By the time Cliff Cardinal’s one-actor show Huff reaches Halifax audiences (it opens today at Neptune Theatre as part of Prismatic Arts Festival, and runs until Oct. 9), it’ll be the 200th-and-change time the lauded playwright has retold the tale. “Over the years, Huff has become more of a known quantity,” Cardinal begins, speaking by phone with The Coast. “As people's consciousness and as the Indigenous theatre movement evolved.”
From the synopsis alone, a sense of its landmark status emerges: Huff follows two young, Indigenous brothers navigating daily life on a reserve—and navigating the grief of their mother’s passing. They develop problematic relationships with solvents. As Cardinal puts it, “Canada's most taboo subculture is young kids who abuse solvents and are at high risk of suicide, Indigenous kids who use solvents and are at high risk of suicide.” He adds: “It's not the Indigenous story of Canada. This is a very at-risk, disenfranchised minority population of people. And these are the same people that exist in every community: Disenfranchised children who are on the outskirts, who don't have anyone checking up on them. They exist in every community—but this is not the everyman’s show.”
Huff was Cardinal’s breakout work. In the years since, he’s crafted a radical retelling of Shakespeare’s As You Like It that wowed critics, published poetry, delivered Cliff Cardinal’s CBC Special and helmed the band Cliff Cardinal & The Skylarks—which he mentions is about to drop another album (to highlight just a few lines from his overflowing resume).
But it’s the non-everyman show that continues to stay ensconced in the zeitgeist: “It's been translated into French. It has a connection with a whole bunch of other people. I’ll tell ya: Hundreds of people have seen this show now. It’s been the story that has taken me around the world and has intermingled these people's imaginations and consciousnesses with my own,” Cardinal says. “It's become more than something that I thought of when I was alone in my house. It's become a real thread in people's lives, it’s become one of the stories that people have heard.”

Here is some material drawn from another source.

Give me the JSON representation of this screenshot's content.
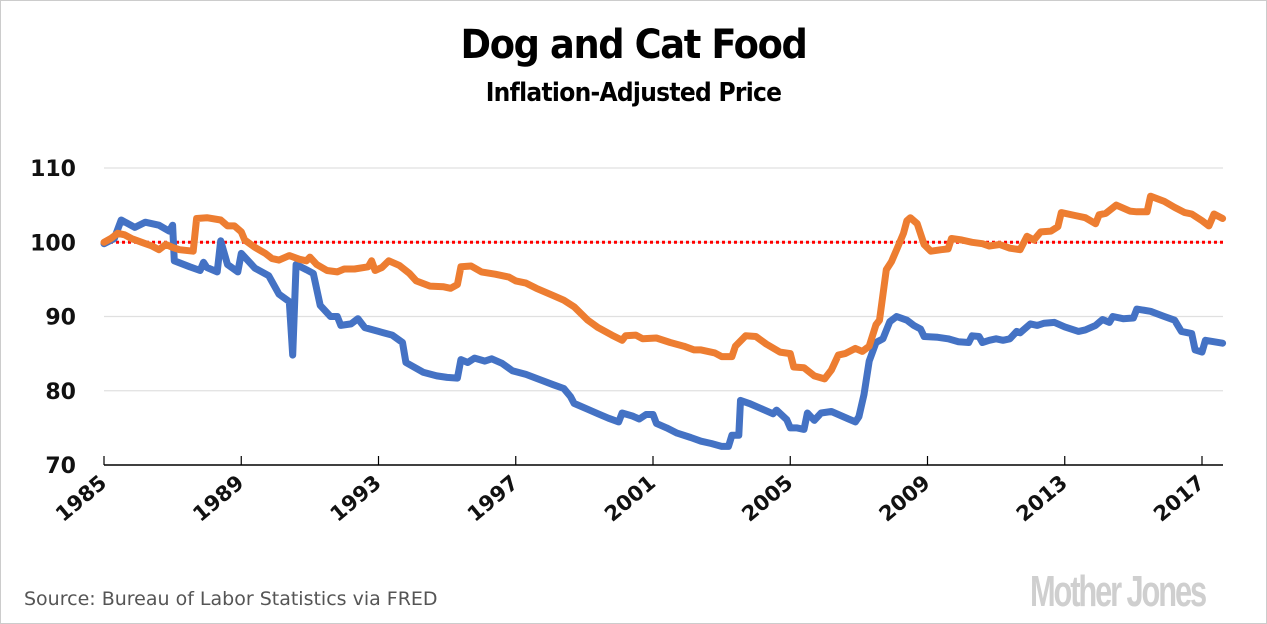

And as the work has grown, so has the audience—and not just in numbers: “More and more people are showing up to the play who want to be there. Not just because it's an Indigenous play, but because they go ‘Oh, shit, I heard it’s dark, I heard it's funny. I heard it's gross and sexy. I want to see that.’ Not just like: ‘OK, all right, like, any Indigenous play’s on so we have to go see it.’ It's not like that anymore. You know, people, they know the difference between whether or not they're going to see a culturally specific work or a non-culturally specific work,” His voice crinkles with laughter: “And I say that it's completely not true. I have no idea if Halifax is ready for any of this.”
Ready or not, the play still comes—and Cardinal isn’t shy about who he hopes will fill Neptune’s seats on opening night: “I think people will see aspects, they will see themselves in the different portrayals. But it might not be parts of themselves that they want to see. It might take a certain amount of empathy for the audience to really come and get the bang for your buck. If you don't come with an open heart to a tough story, you're not gonna have a good time. If you don’t come ready to laugh, you’re not gonna have a good time. And if you’re not up for it, I don’t want you there.”

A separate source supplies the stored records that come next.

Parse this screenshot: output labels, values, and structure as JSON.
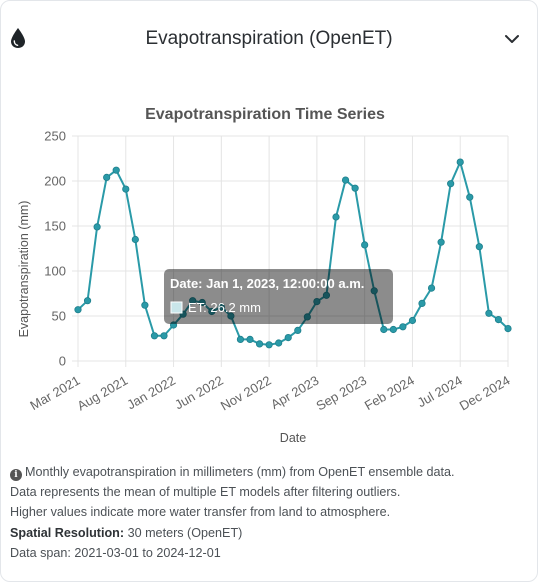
{
  "panel": {
    "title": "Evapotranspiration (OpenET)",
    "icon": "water-drop-icon",
    "toggle_icon": "chevron-down-icon"
  },
  "chart_data": {
    "type": "line",
    "title": "Evapotranspiration Time Series",
    "xlabel": "Date",
    "ylabel": "Evapotranspiration (mm)",
    "ylim": [
      0,
      250
    ],
    "yticks": [
      "0",
      "50",
      "100",
      "150",
      "200",
      "250"
    ],
    "xticks": [
      "Mar 2021",
      "Aug 2021",
      "Jan 2022",
      "Jun 2022",
      "Nov 2022",
      "Apr 2023",
      "Sep 2023",
      "Feb 2024",
      "Jul 2024",
      "Dec 2024"
    ],
    "grid": true,
    "line_color": "#2a9aa8",
    "x": [
      "2021-03",
      "2021-04",
      "2021-05",
      "2021-06",
      "2021-07",
      "2021-08",
      "2021-09",
      "2021-10",
      "2021-11",
      "2021-12",
      "2022-01",
      "2022-02",
      "2022-03",
      "2022-04",
      "2022-05",
      "2022-06",
      "2022-07",
      "2022-08",
      "2022-09",
      "2022-10",
      "2022-11",
      "2022-12",
      "2023-01",
      "2023-02",
      "2023-03",
      "2023-04",
      "2023-05",
      "2023-06",
      "2023-07",
      "2023-08",
      "2023-09",
      "2023-10",
      "2023-11",
      "2023-12",
      "2024-01",
      "2024-02",
      "2024-03",
      "2024-04",
      "2024-05",
      "2024-06",
      "2024-07",
      "2024-08",
      "2024-09",
      "2024-10",
      "2024-11",
      "2024-12"
    ],
    "values": [
      57,
      67,
      149,
      204,
      212,
      191,
      135,
      62,
      28,
      28,
      40,
      52,
      67,
      65,
      55,
      60,
      50,
      24,
      24,
      19,
      18,
      20,
      26,
      34,
      49,
      66,
      73,
      160,
      201,
      192,
      129,
      78,
      35,
      35,
      38,
      45,
      64,
      81,
      132,
      197,
      221,
      182,
      127,
      53,
      46,
      36
    ],
    "tooltip": {
      "title": "Date: Jan 1, 2023, 12:00:00 a.m.",
      "label": "ET: 26.2 mm"
    }
  },
  "info": {
    "icon": "info-circle-icon",
    "line1": "Monthly evapotranspiration in millimeters (mm) from OpenET ensemble data.",
    "line2": "Data represents the mean of multiple ET models after filtering outliers.",
    "line3": "Higher values indicate more water transfer from land to atmosphere.",
    "resolution_label": "Spatial Resolution:",
    "resolution_value": "30 meters (OpenET)",
    "data_span": "Data span: 2021-03-01 to 2024-12-01"
  }
}
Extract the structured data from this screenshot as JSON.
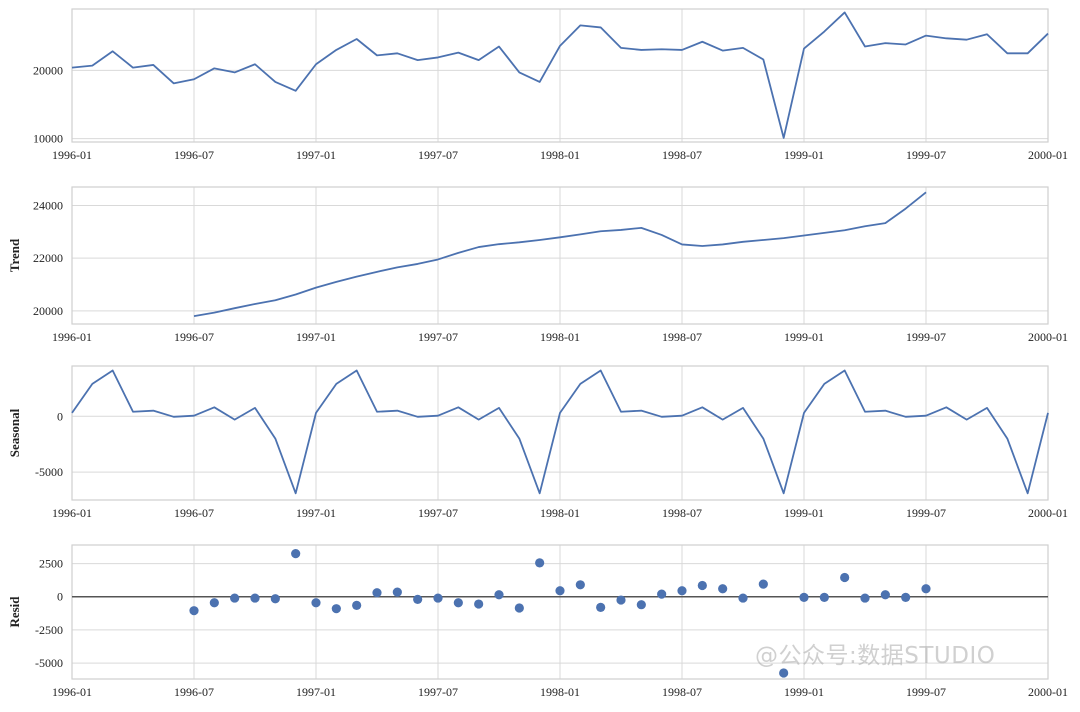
{
  "watermark": "@公众号:数据STUDIO",
  "colors": {
    "series": "#4c72b0",
    "grid": "#d9d9d9",
    "zero_line": "#555555"
  },
  "chart_data": [
    {
      "type": "line",
      "title": "",
      "ylabel": "",
      "xlim": [
        "1996-01",
        "2000-01"
      ],
      "xticks": [
        "1996-01",
        "1996-07",
        "1997-01",
        "1997-07",
        "1998-01",
        "1998-07",
        "1999-01",
        "1999-07",
        "2000-01"
      ],
      "ylim": [
        9500,
        29000
      ],
      "yticks": [
        10000,
        20000
      ],
      "ytick_labels": [
        "10000",
        "20000"
      ],
      "start": "1996-01",
      "values": [
        20400,
        20700,
        22800,
        20400,
        20800,
        18100,
        18700,
        20300,
        19700,
        20900,
        18300,
        17000,
        20900,
        23000,
        24600,
        22200,
        22500,
        21500,
        21900,
        22600,
        21500,
        23500,
        19700,
        18300,
        23600,
        26600,
        26300,
        23300,
        23000,
        23100,
        23000,
        24200,
        22900,
        23300,
        21600,
        10100,
        23200,
        25700,
        28500,
        23500,
        24000,
        23800,
        25100,
        24700,
        24500,
        25300,
        22500,
        22500,
        25400
      ]
    },
    {
      "type": "line",
      "title": "",
      "ylabel": "Trend",
      "xlim": [
        "1996-01",
        "2000-01"
      ],
      "xticks": [
        "1996-01",
        "1996-07",
        "1997-01",
        "1997-07",
        "1998-01",
        "1998-07",
        "1999-01",
        "1999-07",
        "2000-01"
      ],
      "ylim": [
        19500,
        24700
      ],
      "yticks": [
        20000,
        22000,
        24000
      ],
      "ytick_labels": [
        "20000",
        "22000",
        "24000"
      ],
      "start": "1996-07",
      "values": [
        19800,
        19930,
        20100,
        20260,
        20400,
        20620,
        20880,
        21100,
        21300,
        21480,
        21650,
        21780,
        21950,
        22200,
        22420,
        22530,
        22600,
        22690,
        22790,
        22900,
        23020,
        23070,
        23150,
        22880,
        22520,
        22460,
        22520,
        22620,
        22690,
        22760,
        22860,
        22960,
        23060,
        23210,
        23330,
        23880,
        24500
      ]
    },
    {
      "type": "line",
      "title": "",
      "ylabel": "Seasonal",
      "xlim": [
        "1996-01",
        "2000-01"
      ],
      "xticks": [
        "1996-01",
        "1996-07",
        "1997-01",
        "1997-07",
        "1998-01",
        "1998-07",
        "1999-01",
        "1999-07",
        "2000-01"
      ],
      "ylim": [
        -7500,
        4500
      ],
      "yticks": [
        -5000,
        0
      ],
      "ytick_labels": [
        "-5000",
        "0"
      ],
      "start": "1996-01",
      "values": [
        300,
        2900,
        4100,
        400,
        500,
        -50,
        50,
        800,
        -300,
        750,
        -2000,
        -6900,
        300,
        2900,
        4100,
        400,
        500,
        -50,
        50,
        800,
        -300,
        750,
        -2000,
        -6900,
        300,
        2900,
        4100,
        400,
        500,
        -50,
        50,
        800,
        -300,
        750,
        -2000,
        -6900,
        300,
        2900,
        4100,
        400,
        500,
        -50,
        50,
        800,
        -300,
        750,
        -2000,
        -6900,
        300
      ]
    },
    {
      "type": "scatter",
      "title": "",
      "ylabel": "Resid",
      "xlim": [
        "1996-01",
        "2000-01"
      ],
      "xticks": [
        "1996-01",
        "1996-07",
        "1997-01",
        "1997-07",
        "1998-01",
        "1998-07",
        "1999-01",
        "1999-07",
        "2000-01"
      ],
      "ylim": [
        -6200,
        3900
      ],
      "yticks": [
        -5000,
        -2500,
        0,
        2500
      ],
      "ytick_labels": [
        "-5000",
        "-2500",
        "0",
        "2500"
      ],
      "zero_line": true,
      "start": "1996-07",
      "values": [
        -1050,
        -450,
        -100,
        -100,
        -150,
        3250,
        -450,
        -900,
        -650,
        300,
        350,
        -200,
        -100,
        -450,
        -550,
        150,
        -850,
        2550,
        450,
        900,
        -800,
        -250,
        -600,
        200,
        450,
        850,
        600,
        -100,
        950,
        -5750,
        -50,
        -50,
        1450,
        -100,
        150,
        -50,
        600
      ]
    }
  ]
}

If that scares you off a bit, good: Cardinal’s work is the perfect antidote to today’s comfort viewing overload. But don’t mistake that for thinking the play is unapproachable:. “I'm just the kind of guy who likes to have a really funny show. Even if it's a dark show, I want it to be really funny. And I also want it to be disgusting. And I want it to be a little bit sexy and really, a full range of human experience…If you show up and you take an experience that's not on your own terms, and you allow yourself to be surprised—suspend disbelief—you might find yourself laughing. And if you laugh, you open up. Your chest opens up. And if you open up, I've got you.”
As the audiences change and grow, as the stage count of Huff continues to rise, the play itself has been a constant for Cardinal: “It's become more what it is. That's the same as a person changes. People don't change, they become more who they are. And so that's what's happened with the play.”